Die Polizei war Streife Richtung Flugplatz gefahren und hatte dabei den auffälligen Haufen entdeckt. Ein paar Wiesen weiter war ein Landwirt mit Grasmähen beschäftigt, der wurde prompt gefragt, ob er wisse, wem das Grundstück gehört, auf dem die Müllsäcke lagen. Der Bauer konnte Auskunft geben, und so fuhren die Beamten zu Martin Bihr. „Du machst die Haustür auf – und dann steht da die Polizei. Sie informierten mich, dass auf meiner Wiese Müll liegt und ob ich was darüber wisse“, erzählt er. Für ihn stand fest: Er macht eine Anzeige. „Die läuft in der Regel in die Leere“, bekam er darauf die Antwort von den Beamten. Sie machten ihm wenig Hoffnung, im Müll Hinweise auf den oder die Verursacher zu finden.

 

„Seinen Müll auf einer fremden Wiese abzuladen,
ist eine Unverschämtheit.
Martin Bihr
 

„Aber das Ganze hat mir keine Ruhe gelassen“, sagt er. Die Tatsache, dass er den Müll zu entsorgen hatte, wollte er nicht so einfach hinnehmen. „Das ist eine Unverschämtheit, einfach seinen Müll auf einer fremden Wiese abzuladen“, sagt Martin Bihr wütend. Mit zwei Bekannten, allesamt mit stabilen Handschuhen ausgerüstet, machte er sich an das unappetitliche Werk, die Müllsäcke aufzureißen und im Inhalt nach Hinweisen zu suchen, um so die Übeltäter überführen zu können. Die Säcke waren überwiegend mit Laub, Grünschnitt, Papier und ganz vereinzelt auch mit Restmüll gefüllt. Doch die Mühe hat sich im wahrsten Sinn des Wortes ausgezahlt, sie fanden Hinweise auf die Identität der Naturfrevler – und hatten damit außergewöhnliches Glück.

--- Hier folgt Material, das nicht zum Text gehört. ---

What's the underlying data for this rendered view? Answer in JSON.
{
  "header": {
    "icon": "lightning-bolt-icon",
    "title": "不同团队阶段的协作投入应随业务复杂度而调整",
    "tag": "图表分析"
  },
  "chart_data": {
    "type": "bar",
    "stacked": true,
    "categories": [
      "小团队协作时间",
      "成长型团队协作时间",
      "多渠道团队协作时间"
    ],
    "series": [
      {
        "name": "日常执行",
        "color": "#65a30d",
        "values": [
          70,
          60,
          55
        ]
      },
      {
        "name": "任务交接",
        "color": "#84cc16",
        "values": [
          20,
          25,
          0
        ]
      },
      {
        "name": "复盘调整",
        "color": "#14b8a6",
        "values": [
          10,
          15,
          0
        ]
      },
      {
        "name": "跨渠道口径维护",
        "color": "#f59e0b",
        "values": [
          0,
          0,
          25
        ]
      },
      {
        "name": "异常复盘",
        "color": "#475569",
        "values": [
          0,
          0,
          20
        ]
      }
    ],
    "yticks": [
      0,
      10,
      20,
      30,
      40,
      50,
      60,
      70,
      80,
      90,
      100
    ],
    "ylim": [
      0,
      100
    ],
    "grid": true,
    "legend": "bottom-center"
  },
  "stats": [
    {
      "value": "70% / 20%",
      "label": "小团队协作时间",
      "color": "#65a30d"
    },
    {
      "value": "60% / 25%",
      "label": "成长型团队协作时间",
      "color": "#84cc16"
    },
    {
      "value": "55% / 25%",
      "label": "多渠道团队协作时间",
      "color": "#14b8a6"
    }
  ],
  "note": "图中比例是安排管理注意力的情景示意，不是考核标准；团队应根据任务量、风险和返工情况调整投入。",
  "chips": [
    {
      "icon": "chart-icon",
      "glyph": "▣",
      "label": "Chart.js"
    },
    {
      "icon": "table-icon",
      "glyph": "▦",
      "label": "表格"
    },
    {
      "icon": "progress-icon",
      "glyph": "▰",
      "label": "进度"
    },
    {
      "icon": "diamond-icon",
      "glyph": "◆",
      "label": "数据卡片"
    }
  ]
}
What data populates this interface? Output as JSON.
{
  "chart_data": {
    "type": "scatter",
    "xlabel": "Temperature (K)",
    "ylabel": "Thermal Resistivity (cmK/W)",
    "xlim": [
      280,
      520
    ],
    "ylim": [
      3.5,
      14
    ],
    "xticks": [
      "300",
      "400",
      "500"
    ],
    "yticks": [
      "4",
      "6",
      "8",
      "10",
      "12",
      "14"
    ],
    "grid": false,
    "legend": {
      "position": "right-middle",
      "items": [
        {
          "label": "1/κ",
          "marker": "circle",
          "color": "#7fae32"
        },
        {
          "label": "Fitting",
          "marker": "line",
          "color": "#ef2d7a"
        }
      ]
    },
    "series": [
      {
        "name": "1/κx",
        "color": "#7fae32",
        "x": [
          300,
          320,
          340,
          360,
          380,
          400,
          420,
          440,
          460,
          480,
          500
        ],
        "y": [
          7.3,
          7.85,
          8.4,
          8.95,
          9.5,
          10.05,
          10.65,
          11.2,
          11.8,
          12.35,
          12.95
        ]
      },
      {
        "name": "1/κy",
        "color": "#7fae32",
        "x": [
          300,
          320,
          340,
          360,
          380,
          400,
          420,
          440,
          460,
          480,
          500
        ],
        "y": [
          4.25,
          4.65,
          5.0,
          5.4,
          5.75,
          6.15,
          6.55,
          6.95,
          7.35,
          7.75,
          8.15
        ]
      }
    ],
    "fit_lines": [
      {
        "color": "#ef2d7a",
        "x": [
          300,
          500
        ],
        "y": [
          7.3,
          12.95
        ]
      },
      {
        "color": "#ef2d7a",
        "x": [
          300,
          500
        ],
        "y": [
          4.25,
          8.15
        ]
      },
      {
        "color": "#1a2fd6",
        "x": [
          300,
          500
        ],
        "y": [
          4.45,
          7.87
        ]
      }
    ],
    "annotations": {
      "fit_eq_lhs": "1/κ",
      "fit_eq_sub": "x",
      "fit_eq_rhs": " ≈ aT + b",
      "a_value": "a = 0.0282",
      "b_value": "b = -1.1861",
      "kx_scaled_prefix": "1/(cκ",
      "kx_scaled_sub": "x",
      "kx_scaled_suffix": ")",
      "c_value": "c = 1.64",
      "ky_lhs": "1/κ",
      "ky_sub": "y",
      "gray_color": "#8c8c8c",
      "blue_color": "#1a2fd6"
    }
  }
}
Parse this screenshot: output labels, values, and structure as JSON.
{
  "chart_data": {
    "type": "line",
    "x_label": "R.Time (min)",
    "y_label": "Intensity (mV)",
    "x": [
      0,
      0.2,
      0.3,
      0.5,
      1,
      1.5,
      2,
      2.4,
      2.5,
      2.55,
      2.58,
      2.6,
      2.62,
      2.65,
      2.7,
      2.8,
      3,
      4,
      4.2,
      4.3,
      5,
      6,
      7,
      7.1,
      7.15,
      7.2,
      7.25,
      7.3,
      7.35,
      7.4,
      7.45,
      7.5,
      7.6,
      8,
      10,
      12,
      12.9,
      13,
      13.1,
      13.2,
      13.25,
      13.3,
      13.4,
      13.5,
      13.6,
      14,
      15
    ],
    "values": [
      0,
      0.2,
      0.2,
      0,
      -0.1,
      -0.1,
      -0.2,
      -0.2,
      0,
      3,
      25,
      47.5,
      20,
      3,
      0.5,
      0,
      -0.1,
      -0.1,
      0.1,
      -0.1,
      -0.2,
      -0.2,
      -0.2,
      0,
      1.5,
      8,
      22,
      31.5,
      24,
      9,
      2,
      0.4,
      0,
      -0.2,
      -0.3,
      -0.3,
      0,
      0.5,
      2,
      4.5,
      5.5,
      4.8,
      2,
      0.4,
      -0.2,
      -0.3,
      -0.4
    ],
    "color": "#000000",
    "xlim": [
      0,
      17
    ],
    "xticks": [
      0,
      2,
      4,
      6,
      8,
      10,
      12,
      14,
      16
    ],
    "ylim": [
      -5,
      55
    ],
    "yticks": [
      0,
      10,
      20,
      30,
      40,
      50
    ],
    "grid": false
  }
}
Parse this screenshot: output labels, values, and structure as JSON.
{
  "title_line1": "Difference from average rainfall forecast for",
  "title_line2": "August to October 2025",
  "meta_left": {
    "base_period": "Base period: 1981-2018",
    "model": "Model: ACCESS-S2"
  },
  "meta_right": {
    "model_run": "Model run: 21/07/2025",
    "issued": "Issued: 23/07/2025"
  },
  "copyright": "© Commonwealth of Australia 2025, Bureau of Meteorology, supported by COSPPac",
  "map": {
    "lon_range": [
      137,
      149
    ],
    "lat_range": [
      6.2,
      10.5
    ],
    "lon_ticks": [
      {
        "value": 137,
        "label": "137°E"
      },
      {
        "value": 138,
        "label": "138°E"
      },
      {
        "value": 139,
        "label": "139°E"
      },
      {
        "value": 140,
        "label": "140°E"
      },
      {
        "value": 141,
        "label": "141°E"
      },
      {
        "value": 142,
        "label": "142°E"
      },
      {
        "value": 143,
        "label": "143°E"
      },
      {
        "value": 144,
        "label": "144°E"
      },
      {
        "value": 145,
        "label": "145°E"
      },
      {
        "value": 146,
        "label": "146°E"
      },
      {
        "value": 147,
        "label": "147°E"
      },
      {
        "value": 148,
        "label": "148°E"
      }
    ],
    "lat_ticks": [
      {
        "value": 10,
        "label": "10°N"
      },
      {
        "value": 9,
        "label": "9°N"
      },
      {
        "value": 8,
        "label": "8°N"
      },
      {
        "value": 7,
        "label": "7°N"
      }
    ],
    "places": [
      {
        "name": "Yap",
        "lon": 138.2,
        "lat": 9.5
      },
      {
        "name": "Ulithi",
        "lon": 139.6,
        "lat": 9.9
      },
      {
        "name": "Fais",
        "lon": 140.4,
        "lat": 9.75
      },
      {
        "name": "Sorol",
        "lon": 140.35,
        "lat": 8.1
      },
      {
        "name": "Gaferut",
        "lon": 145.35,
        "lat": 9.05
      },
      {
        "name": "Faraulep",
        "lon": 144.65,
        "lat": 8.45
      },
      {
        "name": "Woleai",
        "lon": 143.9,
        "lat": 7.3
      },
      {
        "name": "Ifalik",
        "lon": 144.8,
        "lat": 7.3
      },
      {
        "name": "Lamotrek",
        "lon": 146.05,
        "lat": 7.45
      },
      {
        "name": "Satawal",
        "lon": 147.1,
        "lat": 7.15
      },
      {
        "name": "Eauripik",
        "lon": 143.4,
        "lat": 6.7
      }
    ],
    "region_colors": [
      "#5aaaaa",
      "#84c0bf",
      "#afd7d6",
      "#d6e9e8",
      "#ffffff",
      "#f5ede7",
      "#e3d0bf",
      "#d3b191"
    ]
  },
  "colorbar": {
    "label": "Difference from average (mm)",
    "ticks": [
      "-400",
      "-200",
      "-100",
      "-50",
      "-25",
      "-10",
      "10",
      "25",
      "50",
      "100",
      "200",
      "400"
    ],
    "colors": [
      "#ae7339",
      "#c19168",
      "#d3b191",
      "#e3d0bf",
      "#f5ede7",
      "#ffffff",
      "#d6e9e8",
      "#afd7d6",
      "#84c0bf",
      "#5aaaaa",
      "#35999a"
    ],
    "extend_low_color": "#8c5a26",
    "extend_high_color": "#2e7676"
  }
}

Mit diesen Beweismitteln ging Martin Bihr zur Polizei, doch damit war die Sache noch lange nicht erledigt. Es folgte ein langes Hin und Her. Die Polizei musste wieder raus zu den Müllsäcken, damit eine Amtsperson die Beweise sichten und sichern konnte. Somit, meinte Martin Bihr, habe sich die Sache erledigt. Er ging davon aus, dass der Bauhof den Müll entsorgt, doch dem war nicht so. Am Ende ging für den Kirchheimer alles gut aus, das Amt für Abfallwirtschaft im Landratsamt hat nach rund vier Wochen den Unrat entsorgen lassen. Die Verursacher bekommen die Rechnung zugeschickt.

In solchen Fällen wird wegen des Verdachts einer Ordnungswidrigkeit nach dem Kreislaufwirtschaftsgesetz ermittelt. Nur wenn beispielsweise gefährliche Stoffe illegal entsorgt werden, handelt es sich um Straftaten, die in der polizeilichen Kriminalstatistik auftauchen. „Im Jahr 2020 wurden im Landkreis Esslingen keine solchen Straftaten im Zusammenhang mit illegaler Müllablagerung zur Anzeige gebracht“, erklärt Ramona Noller, Pressesprecherin des Polizeipräsidiums Reutlingen. Ordnungswidrigkeiten werden im Gegensatz zu Straftaten nicht statistisch erfasst.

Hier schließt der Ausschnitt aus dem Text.